Antonio Lavalle Ingram II serves as Assistant Counsel at the NAACP Legal Defense Fund where he works on voting rights and educational equity cases. He is a graduate of Yale College and UC Berkeley School of Law. He previously served as a federal judicial law clerk for the honorable Ivan L. Lemelle in the Eastern District of Louisiana in New Orleans, Louisiana and for Chief Judge Roger L. Gregory for the Fourth Circuit Court of Appeals in Richmond, Virginia. He also completed a Fulbright Public Policy Fellowship in Malawi where he worked for the Malawian government and served in their Anti-Corruption Bureau.

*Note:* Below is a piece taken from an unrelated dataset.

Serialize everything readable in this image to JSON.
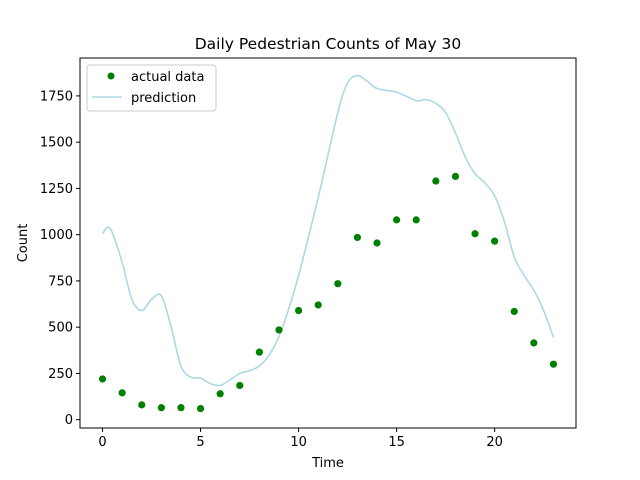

Davin Rosborough is a Deputy Director with the ACLU Voting Rights Project and has been part of the team since 2017. Since joining, Davin has served as the ACLU’s lead counsel in cases challenging Alabama’s 2021 redistricting maps including in Allen v. Milligan, in which the U.S. Supreme Court affirmed a decision finding that Alabama likely violated Section 2 of the Voting Rights Act in drawing its congressional districts. He also helps lead the challenge to Georgia’s 2021 voter suppression law, SB 202, and recently obtained a preliminary injunction against Georgia’s ban on providing food and water to voters waiting in lines longer than 150-feet from the polling-place entrance. Davin served as part of team that successfully challenged the addition of a citizenship question on the 2020 census as well as the Trump administration’s unsuccessful attempt to exclude undocumented immigrants from the apportionment count, acted as co-lead counsel in obtaining a preliminary injunction and favorable settlement against Missouri under the National Voter Registration Act, and helped obtain a preliminary injunction against Tennessee’s restrictive law targeting voter registration groups. He also worked to protect the right to safely vote by mail in light of COVID-19, serving as lead counsel in litigation resulting in consent decrees eliminating enforcement of Virginia’s absentee witness requirement during major 2020 elections, challenging Alabama’s restrictive mail-voting regime, and successfully opposing an attempt to eliminate drive-thru voting in Harris County, Texas.